Eriol suspiro podía hacerlo fácil o difícil pero ella tendría que saber cuales eran sus intenciones.

– Usted me gusta – era un termino vano para describir toda la gama de sensaciones que estar cerca de ella le producía, pero parecía que su pulcro vocablo se deshacía cuando esos ojos amatista se posaban en los suyos, muy abiertos por la sorpresa y tal vez por algo de dolor.

– No puedo gustarle – declaró con la seguridad de un hombre.

– Nadie manda en los sentimientos, puede que usted no me conozca y que yo no la conozca a usted pero me inspira algo especial, algo que no había sentido con ninguna mujer antes –

La negativa de Tomoyo radicaba en tres partes. La primera era que un hombre con tal distinción, atractivo y alegría no podía sentir nada por ella. La segunda que había escuchado un argumento similar de aquel que había traicionado sus sentimientos tiempo atrás. Y tercero… el aire parecía estar abandonando sus pulmones al sentir esa mirada que él tenia sobre ella. No podía hallarle significado, solamente podía compararla con la manera en la que Shaoran Li miraba a su señora. Secretamente había deseado despertar un sentimiento así en algún hombre, puede que el señor Li no se diera cuenta pero el ardor en su mirada lo delataba. Ahora sentía sobre ella esa que había deseado y la añoraba pero al mismo tiempo la temía. Temía por que Eriol hiciera más pedazos de su corazón.
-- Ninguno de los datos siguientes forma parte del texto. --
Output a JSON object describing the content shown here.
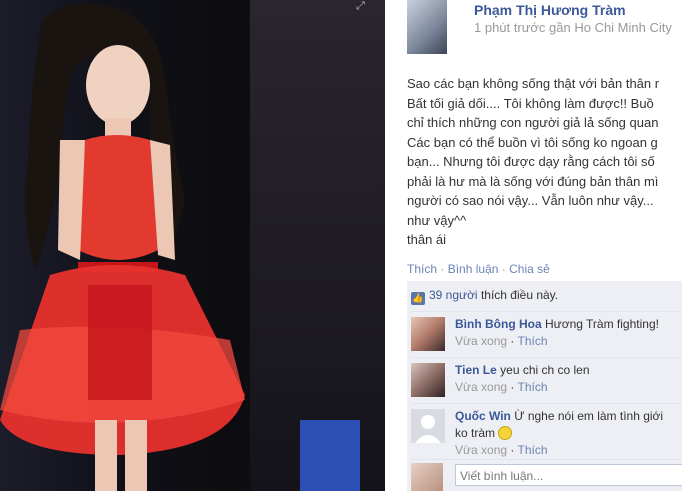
{
  "post": {
    "author": "Phạm Thị Hương Tràm",
    "timestamp": "1 phút trước gần Ho Chi Minh City",
    "lines": [
      "Sao các bạn không sống thật với bản thân r",
      "Bất tối giả dối.... Tôi không làm được!! Buồ",
      "chỉ thích những con người giả lả sống quan",
      "Các bạn có thể buồn vì tôi sống ko ngoan g",
      "bạn... Nhưng tôi được dạy rằng cách tôi số",
      "phải là hư mà là sống với đúng bản thân mì",
      "người có sao nói vậy... Vẫn luôn như vậy...",
      "như vậy^^",
      "thân ái"
    ]
  },
  "actions": {
    "like": "Thích",
    "comment": "Bình luận",
    "share": "Chia sẻ",
    "separator": "·"
  },
  "likes": {
    "count": "39 người",
    "text": "thích điều này."
  },
  "comments": [
    {
      "name": "Bình Bông Hoa",
      "text": "Hương Tràm fighting!",
      "time": "Vừa xong",
      "like": "Thích"
    },
    {
      "name": "Tien Le",
      "text": "yeu chi ch co len",
      "time": "Vừa xong",
      "like": "Thích"
    },
    {
      "name": "Quốc Win",
      "text": "Ừ nghe nói em làm tình giới",
      "text2": "ko tràm",
      "time": "Vừa xong",
      "like": "Thích"
    }
  ],
  "write_placeholder": "Viết bình luận...",
  "colors": {
    "link": "#3b5998",
    "muted": "#999999",
    "dress": "#e8312e"
  },
  "icons": {
    "expand": "expand-icon",
    "like": "thumbs-up-icon",
    "emoji": "smiley-icon"
  }
}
– Yo no… – quería pedirle perdón, quería salir corriendo detrás de su señora, quería tantas cosas…

– Yo puedo gustarle, sé que no me cree pero puedo hacerlo, puedo hacer que corresponda a mis sentimientos si me deja acercarme – dijo Eriol imprimiendo tanta pasión en su voz como la que estaba consumiéndole el alma, junto con la ansiedad por su respuesta.

Tomoyo quiso decirle que ya le gustaba, pero se sentía tan tímida como una niña, la que en el fondo sabía que seguía siendo. Eriol se paró de su silla y por unos momentos la doncella pensó que tiraría abajo la mesa y descargaría su ira con ella, tal como su padre cuando era pequeña pero él simplemente le dio la vuelta a la mesa y se quedó de pie al lado de ella.

Sabia que se estaba humillando pero no podía esperar mas, tendría que saber de una vez por todas si Tomoyo Daidoji era o no la mujer por la que valía la pena luchar. Se arrodilló con una pierna a un lado de la silla de la doncella que lo miraba entre fascinada y horrorizada.

– ¿Qué esta haciendo? – le siseo consiente de que Kajo podía volver en cualquier momento, pero a él no parecía importarle.

– Me inclino ante usted para pedirle humildemente que sea mi esposa –

Shock, seguramente se trataba de eso, la visión de Tomoyo se oscureció por momentos, las manos temblaron mas fuerte y la respiración se agitó. No podía ser, no. Se pellizcó disimuladamente para convencerse de que no era un sueño y el dolor en su delicada piel terminó por darle la prueba.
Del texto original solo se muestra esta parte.